Damien Hirst: Natural History

Natural History is the first-ever exhibition dedicated to Damien Hirst's seminal work using formaldehyde, which features works spanning a thirty-year period and gathers many of these works together for the first time, also investigates more than 20 of the most iconic examples from 1991 to 2021, including chopped-up sharks, flayed innards, six-limbed cows, etc.


The artist's use of formaldehyde allows him to present visceral, often disturbing objects in a grim clinical style, applying minimalist formal installations to contemplation on life and death, fact and belief, with drooping sharks, gut-shaped sausages, skinned guts, six-limbed cattle, trash fish, upside-down sheep, and Hunterian Museum-esque tremor organs, experiencing the most astounding dioramas: The Beheading of John the Baptist (2006).

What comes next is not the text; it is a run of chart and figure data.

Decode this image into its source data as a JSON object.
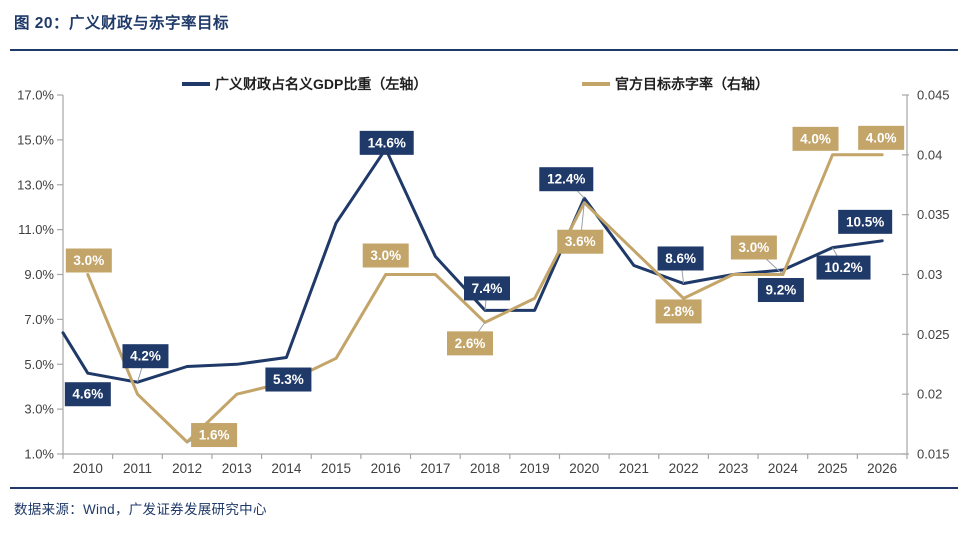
{
  "header": {
    "title": "图 20：广义财政与赤字率目标"
  },
  "footer": {
    "source": "数据来源：Wind，广发证券发展研究中心"
  },
  "colors": {
    "navy": "#1f3968",
    "gold": "#c3a469",
    "axis_line": "#a6a6a6",
    "axis_text": "#404040",
    "leader_line": "#9aa0a6",
    "label_text": "#ffffff"
  },
  "chart_data": {
    "type": "line",
    "title": "广义财政与赤字率目标",
    "categories": [
      "2010",
      "2011",
      "2012",
      "2013",
      "2014",
      "2015",
      "2016",
      "2017",
      "2018",
      "2019",
      "2020",
      "2021",
      "2022",
      "2023",
      "2024",
      "2025",
      "2026"
    ],
    "grid": "off",
    "legend_position": "top",
    "left_axis": {
      "min": 1,
      "max": 17,
      "ticks": [
        {
          "label": "17.0%",
          "value": 17
        },
        {
          "label": "15.0%",
          "value": 15
        },
        {
          "label": "13.0%",
          "value": 13
        },
        {
          "label": "11.0%",
          "value": 11
        },
        {
          "label": "9.0%",
          "value": 9
        },
        {
          "label": "7.0%",
          "value": 7
        },
        {
          "label": "5.0%",
          "value": 5
        },
        {
          "label": "3.0%",
          "value": 3
        },
        {
          "label": "1.0%",
          "value": 1
        }
      ]
    },
    "right_axis": {
      "min": 0.015,
      "max": 0.045,
      "ticks": [
        {
          "label": "0.045",
          "value": 0.045
        },
        {
          "label": "0.04",
          "value": 0.04
        },
        {
          "label": "0.035",
          "value": 0.035
        },
        {
          "label": "0.03",
          "value": 0.03
        },
        {
          "label": "0.025",
          "value": 0.025
        },
        {
          "label": "0.02",
          "value": 0.02
        },
        {
          "label": "0.015",
          "value": 0.015
        }
      ]
    },
    "series": [
      {
        "name": "广义财政占名义GDP比重（左轴）",
        "axis": "left",
        "color": "#1f3968",
        "edge_value": 6.4,
        "values": [
          4.6,
          4.2,
          4.9,
          5.0,
          5.3,
          11.3,
          14.6,
          9.8,
          7.4,
          7.4,
          12.4,
          9.4,
          8.6,
          9.0,
          9.2,
          10.2,
          10.5
        ],
        "labels": [
          {
            "category": "2010",
            "text": "4.6%",
            "dx": 0,
            "dy": 21,
            "leader": false
          },
          {
            "category": "2011",
            "text": "4.2%",
            "dx": 8,
            "dy": -26,
            "leader": true
          },
          {
            "category": "2014",
            "text": "5.3%",
            "dx": 2,
            "dy": 22,
            "leader": false
          },
          {
            "category": "2016",
            "text": "14.6%",
            "dx": 1,
            "dy": -6,
            "leader": false
          },
          {
            "category": "2018",
            "text": "7.4%",
            "dx": 2,
            "dy": -22,
            "leader": true
          },
          {
            "category": "2020",
            "text": "12.4%",
            "dx": -18,
            "dy": -19,
            "leader": true
          },
          {
            "category": "2022",
            "text": "8.6%",
            "dx": -3,
            "dy": -25,
            "leader": true
          },
          {
            "category": "2024",
            "text": "9.2%",
            "dx": -2,
            "dy": 20,
            "leader": false
          },
          {
            "category": "2025",
            "text": "10.2%",
            "dx": 11,
            "dy": 20,
            "leader": true
          },
          {
            "category": "2026",
            "text": "10.5%",
            "dx": -17,
            "dy": -19,
            "leader": false
          }
        ]
      },
      {
        "name": "官方目标赤字率（右轴）",
        "axis": "right",
        "color": "#c3a469",
        "edge_value": null,
        "values": [
          0.03,
          0.02,
          0.016,
          0.02,
          0.021,
          0.023,
          0.03,
          0.03,
          0.026,
          0.028,
          0.036,
          0.032,
          0.028,
          0.03,
          0.03,
          0.04,
          0.04
        ],
        "labels": [
          {
            "category": "2010",
            "text": "3.0%",
            "dx": 1,
            "dy": -14,
            "leader": false
          },
          {
            "category": "2012",
            "text": "1.6%",
            "dx": 27,
            "dy": -7,
            "leader": true
          },
          {
            "category": "2016",
            "text": "3.0%",
            "dx": 0,
            "dy": -19,
            "leader": false
          },
          {
            "category": "2018",
            "text": "2.6%",
            "dx": -15,
            "dy": 21,
            "leader": true
          },
          {
            "category": "2020",
            "text": "3.6%",
            "dx": -4,
            "dy": 39,
            "leader": true
          },
          {
            "category": "2022",
            "text": "2.8%",
            "dx": -5,
            "dy": 13,
            "leader": false
          },
          {
            "category": "2024",
            "text": "3.0%",
            "dx": -29,
            "dy": -27,
            "leader": true
          },
          {
            "category": "2025",
            "text": "4.0%",
            "dx": -17,
            "dy": -16,
            "leader": false
          },
          {
            "category": "2026",
            "text": "4.0%",
            "dx": -1,
            "dy": -17,
            "leader": false
          }
        ]
      }
    ]
  }
}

The heavy frame of sculptural tanks has been a feature of his works since the 1990s, such as A Hundred Years and A Thousand Years (both 1990). His glass cases are rooted in a fear of vulnerability, and the desire for isolation and protection that comes with it. Ultimately, however, instead of proposing formaldehyde as an effective medium for preserving objects and the ideas they convey, he concludes that the very idea of preservation is futile in the face of inevitable death. It's a clock looming above the execution scene in dangling reality.